The building at 23 Prince Arthur Avenue was purchased in 1916 for $13,000. The adjoining house at 21 Prince Arthur Avenue was purchased in 1924.
It contains the Dignam Gallery and has a large garden landscaped in traditional style.
The houses at #21-23 Prince Arthur are in Second Empire style. Roughcast stucco was later covered by siding.
Neighboring houses have eclectic architectural styles ranging from Italianate to crenelated Tudor Revival.
The garden is named after Lorrie Dunington-Grubb.

==Activities==

The WAAC founded a gallery where its members' work could be exhibited, and arranged sales and shows of paintings and sculpture.
The organization arranged lectures and even staged outdoor dramatic productions.
It provided courses in jewellery making, weaving and ceramics.
The Home Industries Department supported craftswomen involved in pottery, weaving and embroidery, and gave them a means to become known to the public and to sell their work.
It marketed products such as traditional hooked rugs and French-Canadian homespuns.

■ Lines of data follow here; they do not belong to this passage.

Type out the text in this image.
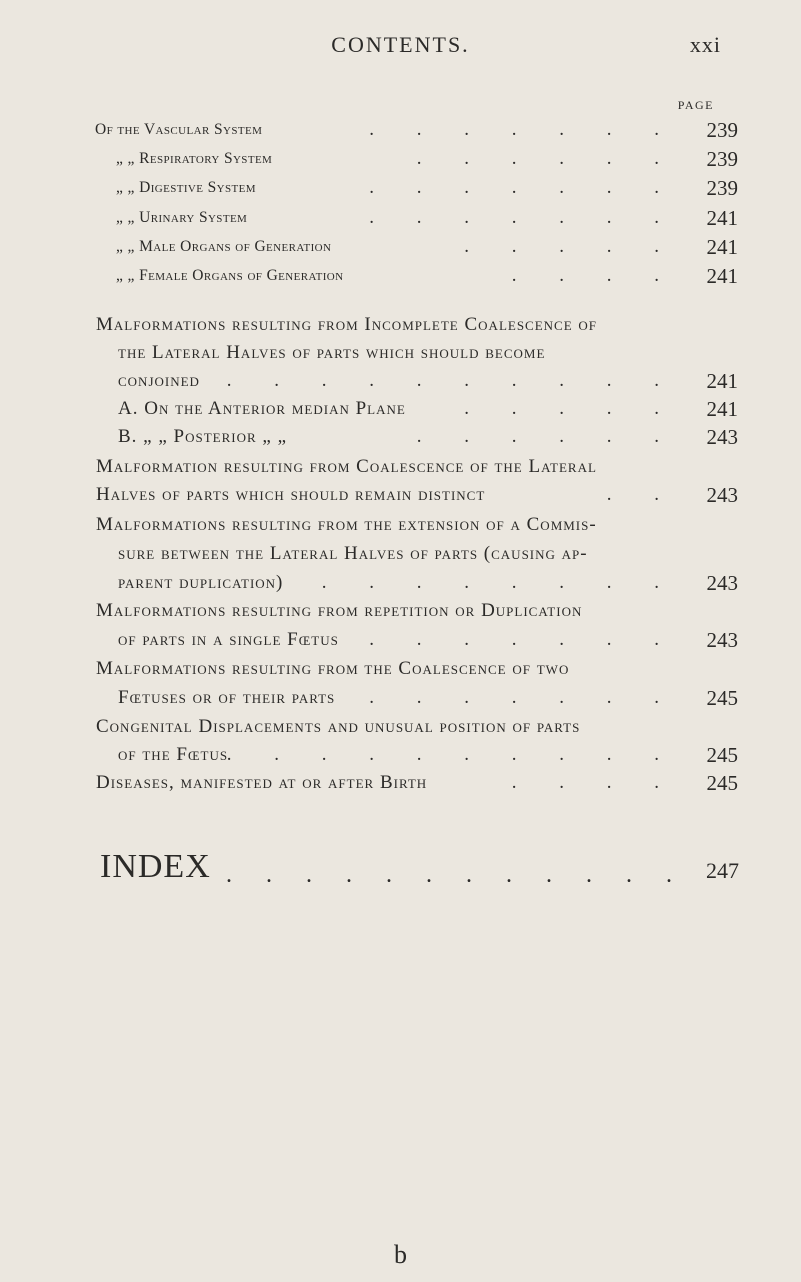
CONTENTS.	xxi
PAGE
Of the Vascular System	. . . . . . .	239
„ „ Respiratory System	. . . . . .	239
„ „ Digestive System	. . . . . . .	239
„ „ Urinary System	. . . . . . .	241
„ „ Male Organs of Generation	. . . . .	241
„ „ Female Organs of Generation	. . . .	241
Malformations resulting from Incomplete Coalescence of
the Lateral Halves of parts which should become
conjoined . . . . . . . . . .	241
A. On the Anterior median Plane	. . . . .	241
B. „ „ Posterior „ „	. . . . . .	243
Malformation resulting from Coalescence of the Lateral
Halves of parts which should remain distinct	. .	243
Malformations resulting from the extension of a Commis-
sure between the Lateral Halves of parts (causing ap-
parent duplication) . . . . . . . .	243
Malformations resulting from repetition or Duplication
of parts in a single Fœtus . . . . . . .	243
Malformations resulting from the Coalescence of two
Fœtuses or of their parts . . . . . . .	245
Congenital Displacements and unusual position of parts
of the Fœtus
. . . . . . . . . .	245
Diseases, manifested at or after Birth	. . . .	245
INDEX . . . . . . . . . . . . 247
b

Emily Carr held her first solo show in eastern Canada in 1935 at the WAAC gallery in Toronto. (Note: Carr noted in her diary on 19 October 1935 "I have known for some days that I was to have an exhibition at the "Woman's Art." I felt a little thrilled about this—a chance to see if my work means anything to the outside world."
The Saturday Night review of her showing at the WAAC at 23 Prince Arthur Avenue was enthusiastic, saying, "She paints quickly and with a fierceness and passion that are completely convincing. Her technique is astonishing... there is in her work, despite its strength and dynamic movement, a joyous quality reminiscent of the early work of Vlaminck...")
The gallery often showed sculptures by Frances Loring and Florence Wyle.
The WAAC also sponsored music, dance and literature.
It arranged scholarship for young performance artists, and arranged concerts and readings.
In the 1920s and 1930s the WAAC staged tableaux vivants in their garden in Toronto.
From 1917 they have held an annual garden party there.

The WAAC remained active in the National Council of Women until the 1970s.
The WAAC continues to provide scholarships to students at institutions such as Canada's National Ballet School, The Royal Conservatory of Music, the University of Toronto Faculty of Music, OCAD University, Sheridan College and George Brown College.
Members raise funds through art shows and auctions, an annual garden party, textile shows and book sales.
The gallery and garden of the headquarters building are available for rental for use in shows and events.